Expect a dignity of difference. Strongly held views and robust argument are possible when we dignify difference by honoring the validity of different beliefs. A policy position or policy prescription is not inherently bad because we find it loathsome. We each have the power to elevate public discourse by expecting policy implications or beliefs to be discussed with frank discussion about the implications for the lives of all affected by a specific position. Instead of demeaning difference, dignify the differences by treating them with the serious respect they demand by engaging them.
Polish the world. Politicians and other leaders share in the inherent goodness that marks the aspirations and lives of most people. Like the driving force that compels people to enter politics or assume public leadership most of us want to polish the world by leaving it a more just and conflict free place in which the well-being of all people is possible. Insist on knowing how a leader or institution expects to polish the world through the results and impacts of their beliefs and policies.

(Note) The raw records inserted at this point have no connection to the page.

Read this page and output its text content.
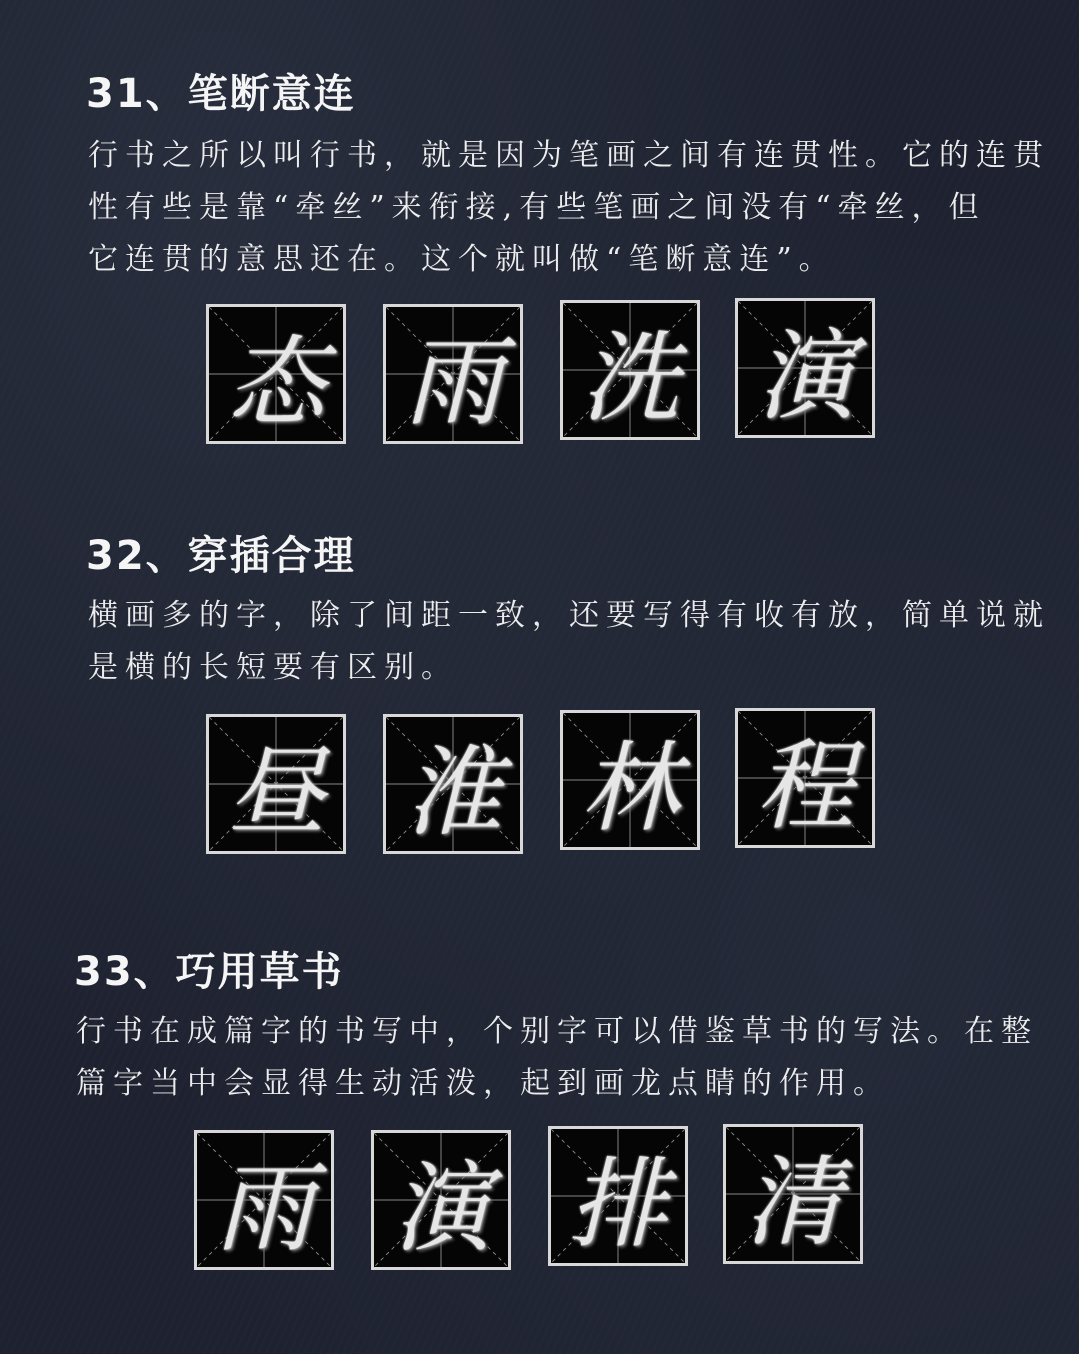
31、笔断意连
行书之所以叫行书，就是因为笔画之间有连贯性。它的连贯
性有些是靠“牵丝”来衔接,有些笔画之间没有“牵丝，但
它连贯的意思还在。这个就叫做“笔断意连”。
态 雨 洗 演
32、穿插合理
横画多的字，除了间距一致，还要写得有收有放，简单说就
是横的长短要有区别。
昼 淮 林 程
33、巧用草书
行书在成篇字的书写中，个别字可以借鉴草书的写法。在整
篇字当中会显得生动活泼，起到画龙点睛的作用。
雨 演 排 清
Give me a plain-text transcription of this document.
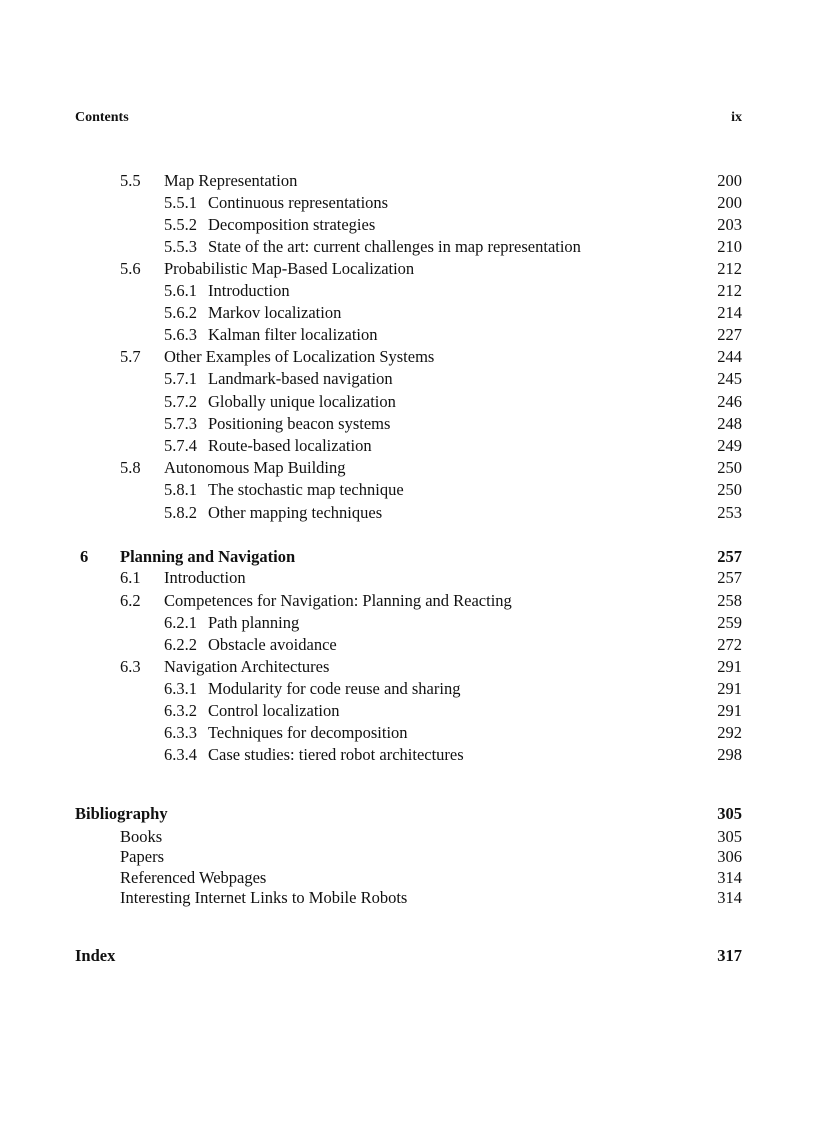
Contents	ix
5.5 Map Representation	200
5.5.1 Continuous representations	200
5.5.2 Decomposition strategies	203
5.5.3 State of the art: current challenges in map representation	210
5.6 Probabilistic Map-Based Localization	212
5.6.1 Introduction	212
5.6.2 Markov localization	214
5.6.3 Kalman filter localization	227
5.7 Other Examples of Localization Systems	244
5.7.1 Landmark-based navigation	245
5.7.2 Globally unique localization	246
5.7.3 Positioning beacon systems	248
5.7.4 Route-based localization	249
5.8 Autonomous Map Building	250
5.8.1 The stochastic map technique	250
5.8.2 Other mapping techniques	253
6 Planning and Navigation	257
6.1 Introduction	257
6.2 Competences for Navigation: Planning and Reacting	258
6.2.1 Path planning	259
6.2.2 Obstacle avoidance	272
6.3 Navigation Architectures	291
6.3.1 Modularity for code reuse and sharing	291
6.3.2 Control localization	291
6.3.3 Techniques for decomposition	292
6.3.4 Case studies: tiered robot architectures	298
Bibliography	305
Books	305
Papers	306
Referenced Webpages	314
Interesting Internet Links to Mobile Robots	314
Index	317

Claim your voice in the process. Our own silence, disengagement or jadedness benefits no one. The world needs your unique voice and contribution actively engaged. Instead of succumbing to the incarcerated view that you are insignificant, your own story and experiences reveal that you re a valued and rich contributor to enriching the political and cultural discourse. Your voice and contributions enrich the political and social process ensuring a lively, vibrant and healthy democracy. Throwing up your hands in despair serves only to cede your voice and life to shrill and life-draining voices. Choosing the life-giving way brings new life to you and to and to the human family.
The moral arc of the Universe is towards fulsome life-giving, life-affirming inclusion of all people. We’re witnessing the voices of the Arab Spring and the people of Myanmar claiming these truths. While we don’t know the results they will produce we do know that this moment of human history reveals that the old patterns of control and orthodoxy are giving way to new emergent truths about what it means to be human.
It is possible to be happy and change the world! Not the sort of happiness promised by buying a particular car or item of clothing but the happiness that emerges when you ground your life in seeking your well-being. Your own well-being results in a path of seeking the well-being of others. In this way of experiencing life you change the world and discover a profound happiness in being alive.
In this emergent time of a new consciousness of what it means to be human and to be fully alive the invitation and power rests in your life and hands. The divisive rhetoric and conflicts ravaging our time can only be changed when you embrace a new way of claiming your place in what it means to be human. The choice is yours – life is at stake!